Wednesday, November 11, 2009

Nation & World

Was This Villain Really a Hero?

By Jay Tolson
Posted 4/9/06

He was reviled for nearly two millenniums for selling out his leader for 30 pieces of silver. But is it possible that Judas was the indispensable and most-favored disciple, ordered by Jesus to betray him so that his mission could be fulfilled?

That, at least, is the claim of the Gospel of Judas, an ancient Egyptian Christian text whose translation into English was announced last week by the National Geographic Society.

"But you will exceed all of them," Jesus says to Judas in one passage from the 26-page Coptic manuscript. "For you will sacrifice the man that clothes me. "And, elsewhere Jesus takes Judas aside to tell him the "mysteries of the kingdom."

The Gospel that some scholars are hailing as the most important religious archaeological find in 60 years comes surrounded by its own mysteries, some related to its passage from a cave in Egypt to its current status as what Geographic Society Vice President Terry Garcia calls a "genuine work of ancient Christian apocryphal literature."

Found near El Minya, Egypt, in the 1970s, the 66-page codex containing the Judas fragment moved through the shadowy world of the antiquities market until a Swiss dealer, unable to sell the rapidly deteriorating papyrus document, entrusted it to the Basel-based Maecenas Foundation for Ancient Art for conservation. The National Geographic Society, assisted by a grant from Gateway founder Ted Waitt, soon got involved in translating and authenticating the document.

Many religion specialists are already touting the work, saying that it will heighten public awareness of the diversity within early Christianity.
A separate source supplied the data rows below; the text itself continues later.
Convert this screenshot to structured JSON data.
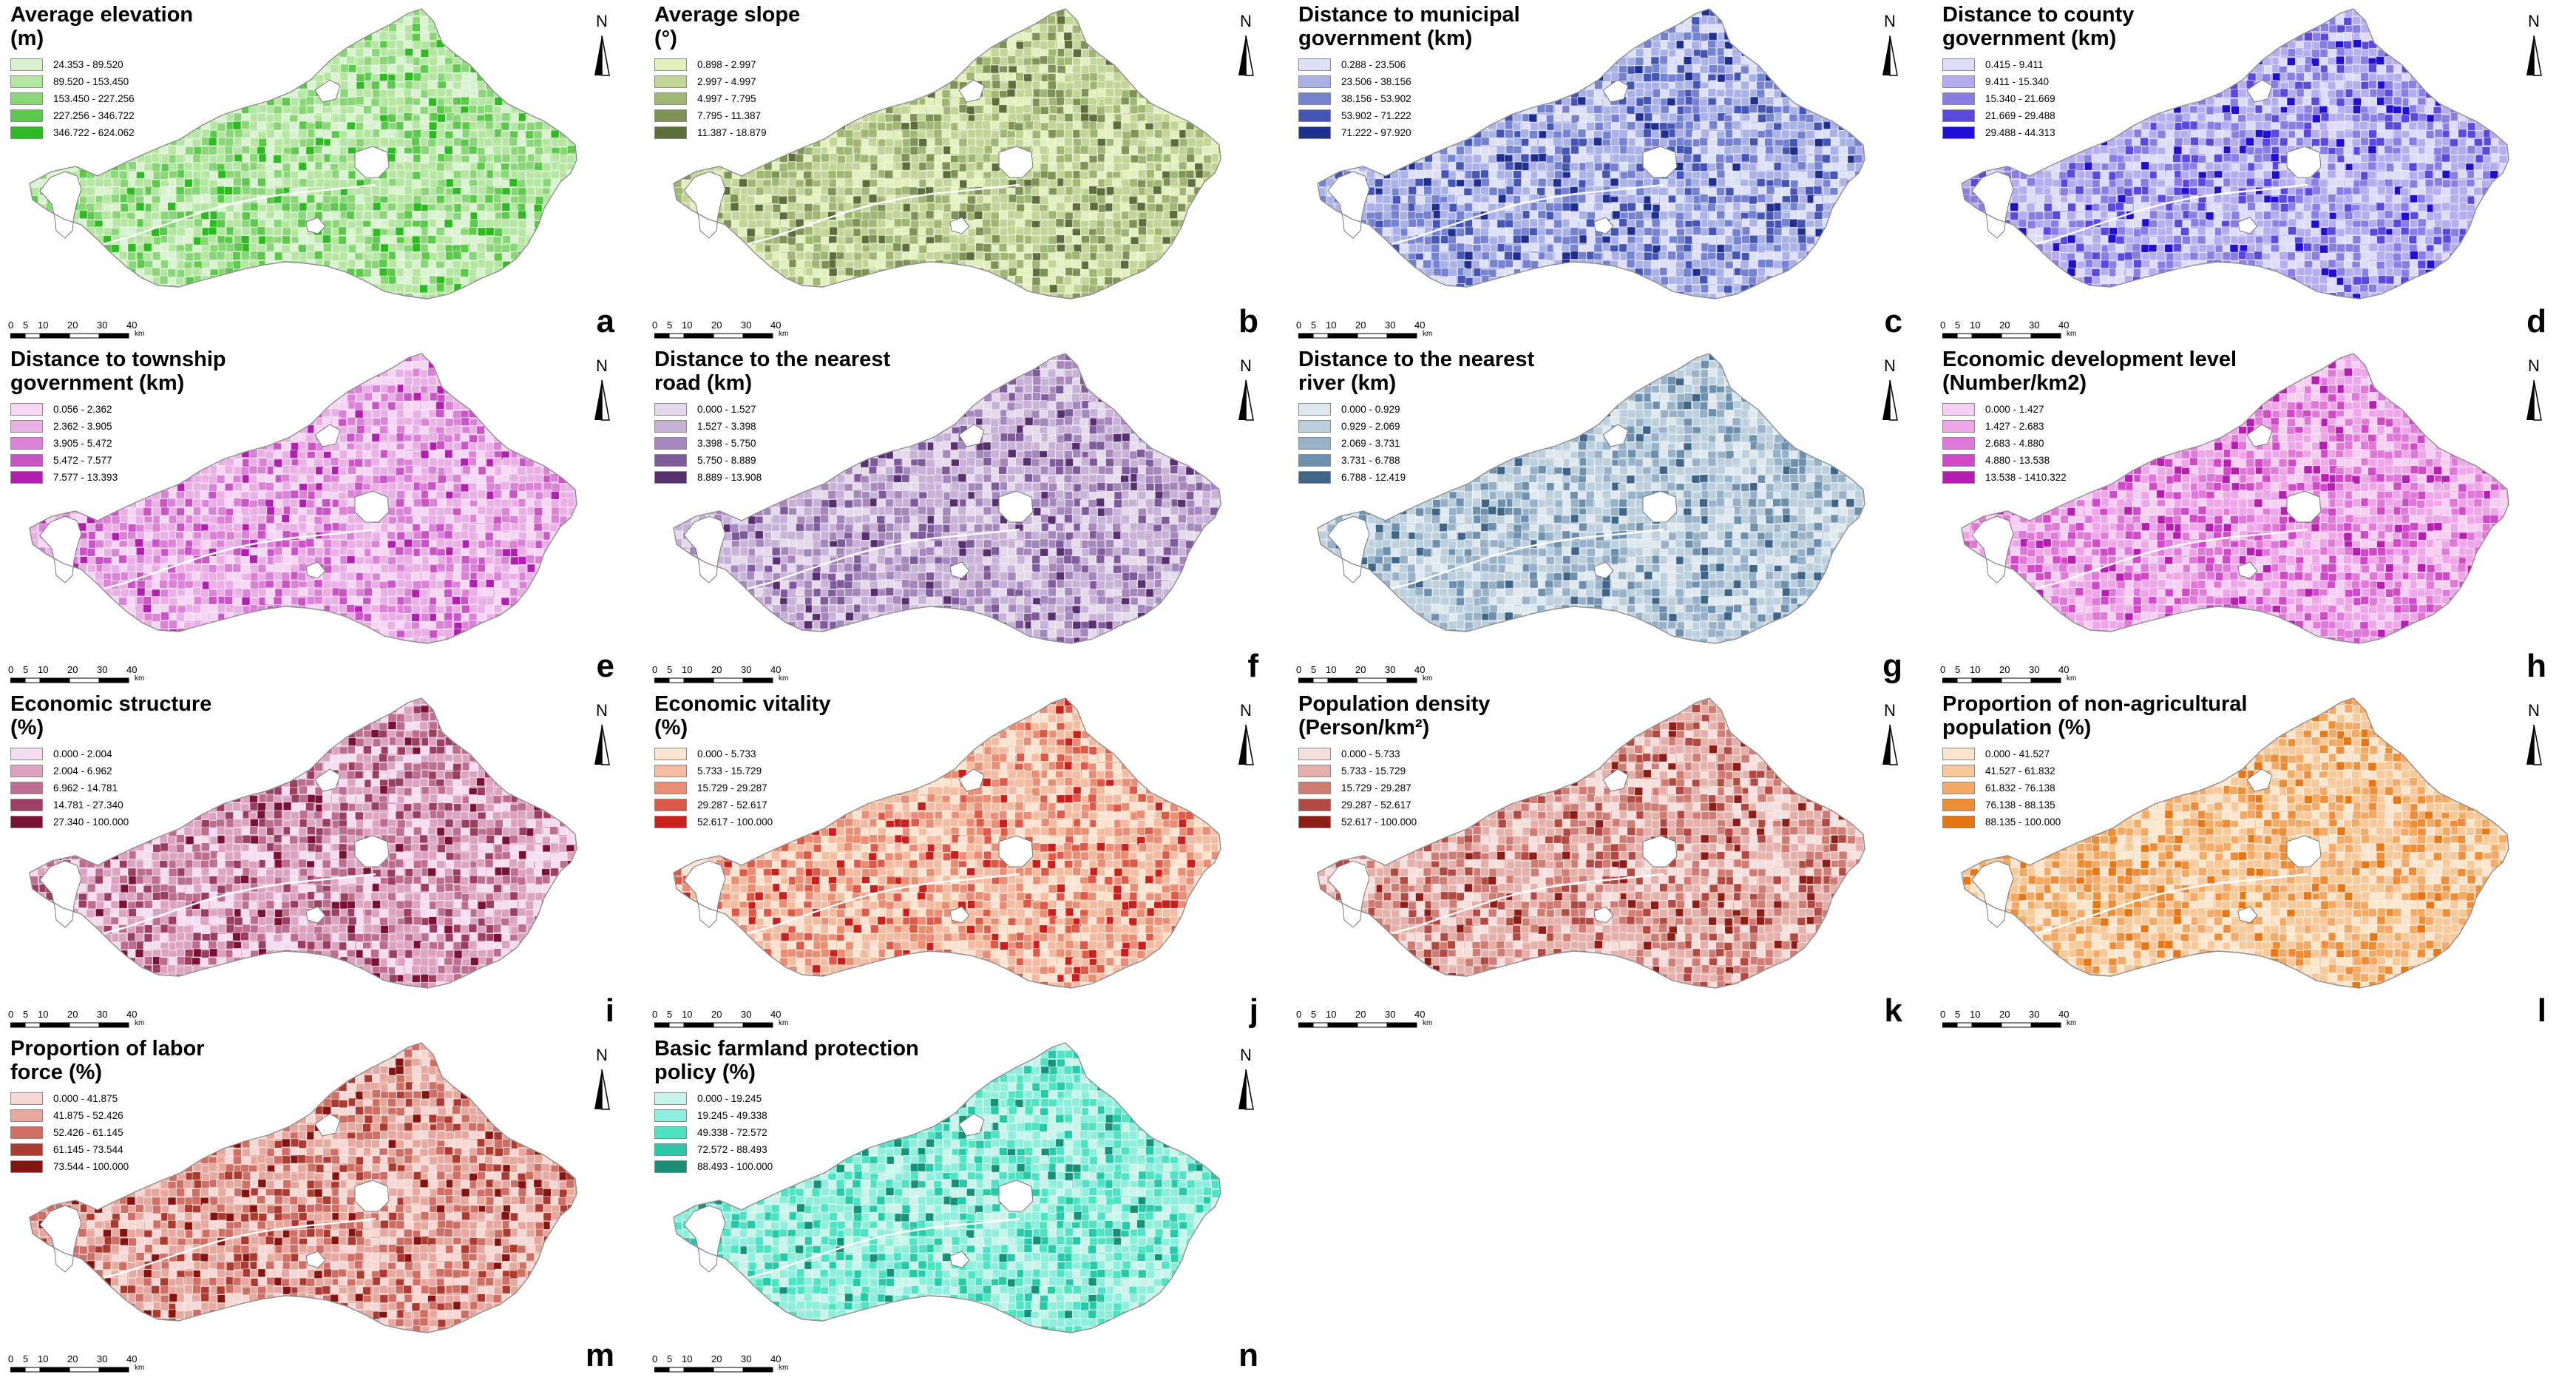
{
  "scale_bar": {
    "ticks": [
      "0",
      "5",
      "10",
      "20",
      "30",
      "40"
    ],
    "unit": "km"
  },
  "north_label": "N",
  "panels": [
    {
      "letter": "a",
      "title": "Average elevation\n(m)",
      "classes": [
        "24.353 - 89.520",
        "89.520 - 153.450",
        "153.450 - 227.256",
        "227.256 - 346.722",
        "346.722 - 624.062"
      ],
      "colors": [
        "#d9f2d0",
        "#b4e6a2",
        "#88d676",
        "#5cc84c",
        "#2ebb22"
      ]
    },
    {
      "letter": "b",
      "title": "Average slope\n(°)",
      "classes": [
        "0.898 - 2.997",
        "2.997 - 4.997",
        "4.997 - 7.795",
        "7.795 - 11.387",
        "11.387 - 18.879"
      ],
      "colors": [
        "#e4efbe",
        "#c2d596",
        "#a0b673",
        "#7f9356",
        "#5d6d3c"
      ]
    },
    {
      "letter": "c",
      "title": "Distance to municipal\ngovernment  (km)",
      "classes": [
        "0.288 - 23.506",
        "23.506 - 38.156",
        "38.156 - 53.902",
        "53.902 - 71.222",
        "71.222 - 97.920"
      ],
      "colors": [
        "#dde0f6",
        "#aab1e6",
        "#7582d0",
        "#4555b3",
        "#1e2f8e"
      ]
    },
    {
      "letter": "d",
      "title": "Distance to county\ngovernment  (km)",
      "classes": [
        "0.415 - 9.411",
        "9.411 - 15.340",
        "15.340 - 21.669",
        "21.669 - 29.488",
        "29.488 - 44.313"
      ],
      "colors": [
        "#dedbfb",
        "#b5adf0",
        "#8a7ee4",
        "#5b48de",
        "#1f0fd0"
      ]
    },
    {
      "letter": "e",
      "title": "Distance to township\ngovernment  (km)",
      "classes": [
        "0.056 - 2.362",
        "2.362 - 3.905",
        "3.905 - 5.472",
        "5.472 - 7.577",
        "7.577 - 13.393"
      ],
      "colors": [
        "#f6d6f4",
        "#eab0e6",
        "#da82d6",
        "#c955c4",
        "#b01fae"
      ]
    },
    {
      "letter": "f",
      "title": "Distance to the nearest\nroad  (km)",
      "classes": [
        "0.000 - 1.527",
        "1.527 - 3.398",
        "3.398 - 5.750",
        "5.750 - 8.889",
        "8.889 - 13.908"
      ],
      "colors": [
        "#e5d9ec",
        "#c7b1d6",
        "#a587bc",
        "#7f5b9c",
        "#58306f"
      ]
    },
    {
      "letter": "g",
      "title": "Distance to the nearest\nriver  (km)",
      "classes": [
        "0.000 - 0.929",
        "0.929 - 2.069",
        "2.069 - 3.731",
        "3.731 - 6.788",
        "6.788 - 12.419"
      ],
      "colors": [
        "#dfe8ee",
        "#bccfdd",
        "#97b2c8",
        "#6d90ad",
        "#3f6689"
      ]
    },
    {
      "letter": "h",
      "title": "Economic development level\n(Number/km2)",
      "classes": [
        "0.000 - 1.427",
        "1.427 - 2.683",
        "2.683 - 4.880",
        "4.880 - 13.538",
        "13.538 - 1410.322"
      ],
      "colors": [
        "#f6cff2",
        "#eea6e8",
        "#e078d8",
        "#d04ac8",
        "#b51eb1"
      ]
    },
    {
      "letter": "i",
      "title": "Economic structure\n (%)",
      "classes": [
        "0.000 - 2.004",
        "2.004 - 6.962",
        "6.962 - 14.781",
        "14.781 - 27.340",
        "27.340 - 100.000"
      ],
      "colors": [
        "#f5dcf0",
        "#dba3bf",
        "#bd6e8f",
        "#9a3f62",
        "#7a1235"
      ]
    },
    {
      "letter": "j",
      "title": "Economic vitality\n (%)",
      "classes": [
        "0.000 - 5.733",
        "5.733 - 15.729",
        "15.729 - 29.287",
        "29.287 - 52.617",
        "52.617 - 100.000"
      ],
      "colors": [
        "#fbe3cf",
        "#f3bba0",
        "#e98d74",
        "#dc5a48",
        "#c9201e"
      ]
    },
    {
      "letter": "k",
      "title": "Population density\n(Person/km²)",
      "classes": [
        "0.000 - 5.733",
        "5.733 - 15.729",
        "15.729 - 29.287",
        "29.287 - 52.617",
        "52.617 - 100.000"
      ],
      "colors": [
        "#f6dedc",
        "#e5b0aa",
        "#cf7d74",
        "#b04a42",
        "#8c1d17"
      ]
    },
    {
      "letter": "l",
      "title": "Proportion of non-agricultural\npopulation (%)",
      "classes": [
        "0.000 - 41.527",
        "41.527 - 61.832",
        "61.832 - 76.138",
        "76.138 - 88.135",
        "88.135 - 100.000"
      ],
      "colors": [
        "#fbe5cc",
        "#f7c898",
        "#f2aa66",
        "#ed8d38",
        "#e77614"
      ]
    },
    {
      "letter": "m",
      "title": "Proportion of labor\n force  (%)",
      "classes": [
        "0.000 - 41.875",
        "41.875 - 52.426",
        "52.426 - 61.145",
        "61.145 - 73.544",
        "73.544 - 100.000"
      ],
      "colors": [
        "#f6d7d4",
        "#e6a89e",
        "#cd6f64",
        "#ab3a31",
        "#851411"
      ]
    },
    {
      "letter": "n",
      "title": "Basic farmland protection\npolicy  (%)",
      "classes": [
        "0.000 - 19.245",
        "19.245 - 49.338",
        "49.338 - 72.572",
        "72.572 - 88.493",
        "88.493 - 100.000"
      ],
      "colors": [
        "#c8f4ea",
        "#8ceedb",
        "#4fe3c4",
        "#27c9a8",
        "#169077"
      ]
    }
  ]
}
In particular, the document sheds new light on Gnostic Christianity, a movement that orthodox Christians labeled a heresy for its emphasis on esoteric knowledge rather than otherworldly salvation as the core of Jesus's teaching.

It could be argued that what the newly translated Gospel says about Judas is not really all that new. "The Gospel according to John portrays Jesus assigning Judas his role and encouraging him," says Bruce Chilton, a professor of religion at Bard College. But what is at best ambiguous in that Gospel comes through with unmistakable clarity in the new one: Judas was only doing his duty.

This story appears in the April 17, 2006 print edition of U.S. News & World Report.